Could you please let me know how can I achieve the above using the ADF pipeline?
Lookup output array for reference.
As you have source and destination folder paths in a file, you can use a copy activity with dataset parameters in a For-Each activity.
First store the above file in a temporary location.
I took the folder paths same as yours.
SourceBlob_Container,DestinationBlob_Container
blobsource/demo/raad/indicated/inbound/IMSONE_CHANEL_M_AB_202402_20240415,blobdestination/Demo_Tables/Load_04_15_2024
blobsource/demo/raad/indicated/inbound/IMSONE_CONTROL_M_AB_202402_20240415,blobdestination/Demo_Tables/Load_04_15_2025
blobsource/demo/raad/indicated/inbound/IMSONE_COMPATIENT_M_665_202402_20240415,blobdestination/M_665/ Load_04_15_2024
blobsource/demo/raad/indicated/inbound/IMSONE_DIAG_M_665_202402_20240415,blobdestination/M_665/Load_04_15_2025
blobsource/demo/raad/indicated/inbound/IMSONE_COMPATIENT_M_667_202402_20240415,blobdestination/M_667/Load_04_15_2024
blobsource/demo/raad/indicated/inbound/IMSONE_DIAG_M_667_202402_20240415,blobdestination/M_667/Load_04_15_2025
Create a delimited text dataset to this file and give that to a lookup activity with below configurations.
Lookup activity will give the Source and sink folder paths as a JSON array. Take a For-Each activity and give this array @activity('Lookup1').output.value
to the For-Each expression.
Inside For-Each, take the copy activity. For the source of the copy activity, take a parquet dataset and create a dataset parameter container_name
.
Use this as @dataset().container_name
in the dataset container name and leave the remaining path as empty.

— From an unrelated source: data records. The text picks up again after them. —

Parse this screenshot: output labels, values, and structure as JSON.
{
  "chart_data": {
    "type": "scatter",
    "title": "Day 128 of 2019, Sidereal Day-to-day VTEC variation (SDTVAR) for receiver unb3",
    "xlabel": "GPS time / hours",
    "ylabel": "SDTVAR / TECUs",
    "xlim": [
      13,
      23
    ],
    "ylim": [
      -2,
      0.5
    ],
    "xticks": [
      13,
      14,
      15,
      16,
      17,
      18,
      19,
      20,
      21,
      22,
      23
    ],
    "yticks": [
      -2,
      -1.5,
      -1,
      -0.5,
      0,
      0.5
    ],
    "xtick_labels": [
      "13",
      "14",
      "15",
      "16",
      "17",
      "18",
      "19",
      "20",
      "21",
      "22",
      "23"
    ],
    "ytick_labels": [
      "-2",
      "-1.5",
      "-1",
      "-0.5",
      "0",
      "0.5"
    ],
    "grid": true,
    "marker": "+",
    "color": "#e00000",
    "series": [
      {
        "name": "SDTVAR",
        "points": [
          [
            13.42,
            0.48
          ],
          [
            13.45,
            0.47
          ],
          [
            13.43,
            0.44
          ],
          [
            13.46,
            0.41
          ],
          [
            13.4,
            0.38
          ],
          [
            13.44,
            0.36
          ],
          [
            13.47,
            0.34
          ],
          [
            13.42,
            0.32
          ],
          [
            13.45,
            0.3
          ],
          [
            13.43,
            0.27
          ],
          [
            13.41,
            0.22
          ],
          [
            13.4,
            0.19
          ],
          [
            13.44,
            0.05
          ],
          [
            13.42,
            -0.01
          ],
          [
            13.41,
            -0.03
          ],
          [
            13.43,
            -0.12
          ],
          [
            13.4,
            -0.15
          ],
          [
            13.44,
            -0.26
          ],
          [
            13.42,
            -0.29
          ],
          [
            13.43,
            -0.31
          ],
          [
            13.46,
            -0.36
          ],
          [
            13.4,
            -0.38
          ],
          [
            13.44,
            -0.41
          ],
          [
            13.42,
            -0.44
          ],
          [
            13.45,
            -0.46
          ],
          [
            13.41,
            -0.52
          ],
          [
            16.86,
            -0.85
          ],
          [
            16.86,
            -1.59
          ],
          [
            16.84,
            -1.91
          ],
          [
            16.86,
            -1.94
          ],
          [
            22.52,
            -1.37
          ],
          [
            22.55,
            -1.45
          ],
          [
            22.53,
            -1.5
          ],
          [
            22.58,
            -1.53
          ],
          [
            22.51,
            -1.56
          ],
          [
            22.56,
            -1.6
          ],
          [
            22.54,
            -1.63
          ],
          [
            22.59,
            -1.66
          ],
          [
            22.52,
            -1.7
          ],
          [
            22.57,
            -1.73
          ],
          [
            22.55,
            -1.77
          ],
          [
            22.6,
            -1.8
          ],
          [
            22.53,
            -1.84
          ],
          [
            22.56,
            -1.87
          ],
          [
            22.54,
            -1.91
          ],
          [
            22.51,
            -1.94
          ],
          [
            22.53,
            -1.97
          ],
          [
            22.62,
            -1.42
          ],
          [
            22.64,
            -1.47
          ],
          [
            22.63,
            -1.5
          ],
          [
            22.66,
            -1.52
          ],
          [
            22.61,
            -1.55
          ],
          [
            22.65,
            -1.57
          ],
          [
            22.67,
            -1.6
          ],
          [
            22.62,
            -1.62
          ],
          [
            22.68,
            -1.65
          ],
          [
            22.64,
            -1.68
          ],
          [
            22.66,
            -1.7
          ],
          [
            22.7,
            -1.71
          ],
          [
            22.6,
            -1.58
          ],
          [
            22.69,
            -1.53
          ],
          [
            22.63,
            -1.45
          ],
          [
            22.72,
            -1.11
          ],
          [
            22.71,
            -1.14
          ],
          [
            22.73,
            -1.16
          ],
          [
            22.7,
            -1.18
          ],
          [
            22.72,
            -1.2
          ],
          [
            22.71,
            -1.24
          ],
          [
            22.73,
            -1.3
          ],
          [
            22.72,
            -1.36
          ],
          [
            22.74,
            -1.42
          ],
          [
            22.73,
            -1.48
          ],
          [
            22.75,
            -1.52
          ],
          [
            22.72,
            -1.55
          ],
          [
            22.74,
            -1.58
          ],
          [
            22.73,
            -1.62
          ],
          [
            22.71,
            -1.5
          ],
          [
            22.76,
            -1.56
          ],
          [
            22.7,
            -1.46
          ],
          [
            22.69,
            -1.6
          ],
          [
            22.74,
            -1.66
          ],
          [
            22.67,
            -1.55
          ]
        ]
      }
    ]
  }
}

For the sink dataset of the copy activity, create another parquet dataset. Here, create two dataset parameters container_name
, folder_path
.
Use those in the dataset as same as source dataset and leave the file name as empty.
Give these two datasets as source and sink of the copy activity. Now, in the source, select Wild card file path and give the below expressions.

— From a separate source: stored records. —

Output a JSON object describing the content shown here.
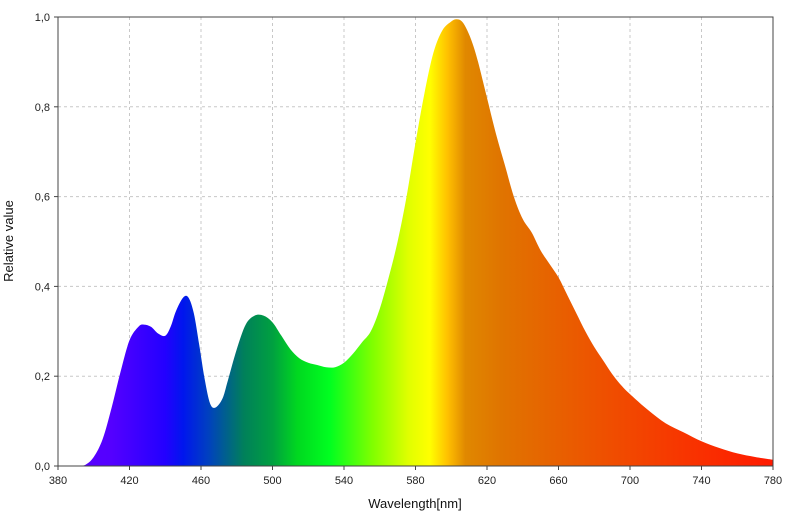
{
  "chart_data": {
    "type": "area",
    "title": "",
    "xlabel": "Wavelength[nm]",
    "ylabel": "Relative value",
    "xlim": [
      380,
      780
    ],
    "ylim": [
      0,
      1.0
    ],
    "grid": true,
    "legend": "none",
    "x_ticks": [
      "380",
      "420",
      "460",
      "500",
      "540",
      "580",
      "620",
      "660",
      "700",
      "740",
      "780"
    ],
    "y_ticks": [
      "0,0",
      "0,2",
      "0,4",
      "0,6",
      "0,8",
      "1,0"
    ],
    "fill": "visible-spectrum gradient (violet to red)",
    "series": [
      {
        "x": [
          380,
          390,
          395,
          400,
          405,
          410,
          415,
          420,
          425,
          428,
          432,
          436,
          440,
          443,
          446,
          450,
          453,
          456,
          459,
          462,
          465,
          468,
          472,
          475,
          480,
          485,
          490,
          495,
          500,
          505,
          510,
          515,
          520,
          525,
          530,
          535,
          540,
          545,
          550,
          555,
          560,
          565,
          570,
          575,
          580,
          585,
          590,
          595,
          600,
          603,
          606,
          609,
          612,
          615,
          620,
          625,
          630,
          635,
          640,
          645,
          650,
          655,
          660,
          665,
          670,
          675,
          680,
          685,
          690,
          695,
          700,
          710,
          720,
          730,
          740,
          750,
          760,
          770,
          780
        ],
        "values": [
          0,
          0,
          0.002,
          0.02,
          0.06,
          0.13,
          0.21,
          0.28,
          0.31,
          0.315,
          0.31,
          0.295,
          0.29,
          0.31,
          0.345,
          0.375,
          0.375,
          0.34,
          0.27,
          0.195,
          0.14,
          0.13,
          0.15,
          0.19,
          0.26,
          0.315,
          0.335,
          0.335,
          0.32,
          0.29,
          0.26,
          0.24,
          0.23,
          0.225,
          0.22,
          0.22,
          0.23,
          0.25,
          0.275,
          0.3,
          0.35,
          0.42,
          0.5,
          0.6,
          0.72,
          0.83,
          0.92,
          0.97,
          0.99,
          0.995,
          0.99,
          0.97,
          0.94,
          0.9,
          0.82,
          0.74,
          0.67,
          0.6,
          0.55,
          0.52,
          0.48,
          0.45,
          0.42,
          0.38,
          0.34,
          0.3,
          0.265,
          0.235,
          0.205,
          0.18,
          0.16,
          0.125,
          0.095,
          0.075,
          0.055,
          0.04,
          0.028,
          0.02,
          0.014
        ]
      }
    ]
  }
}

container_name : @first(split(item().SourceBlob_Container,'/'))
wild card folder name : @join(skip(split(item().SourceBlob_Container,'/'),1),'/')
wild card path : *.parquet
Similarly, give the below expressions for the sink dataset parameters.

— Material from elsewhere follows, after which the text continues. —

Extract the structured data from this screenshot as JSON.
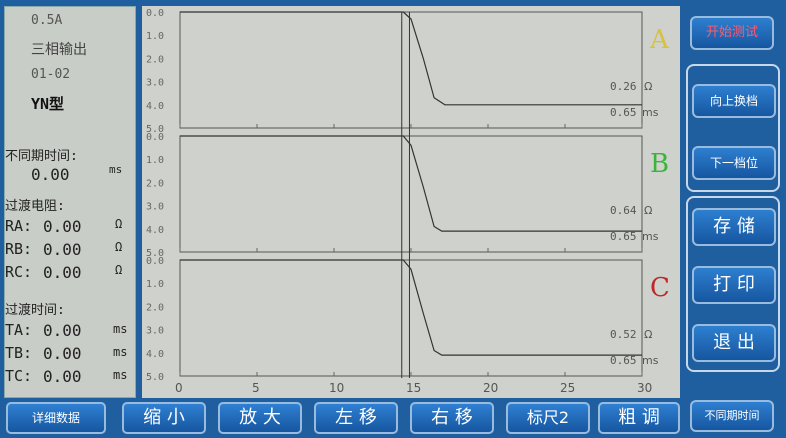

container_name : @first(split(item().DestinationBlob_Container,'/'))
folder_path : @join(skip(split(item().DestinationBlob_Container,'/'),1),'/')
Now, debug the pipeline and all the parquet files in each source folder path will be copied to its respective target folder in each iteration.
UPDATE:
To copy the source folder of the files to the target location, give the below expressions in the copy activity sink.
container_name : @first(split(item().DestinationBlob_Container,'/'))
folder_path : @concat(join(skip(split(item().DestinationBlob_Container,'/'),1),'/'),'/',last(split(item().SourceBlob_Container,'/')))
Keep the copy activity source as same as above.
It will copy all file in the folder along with folder to the target location.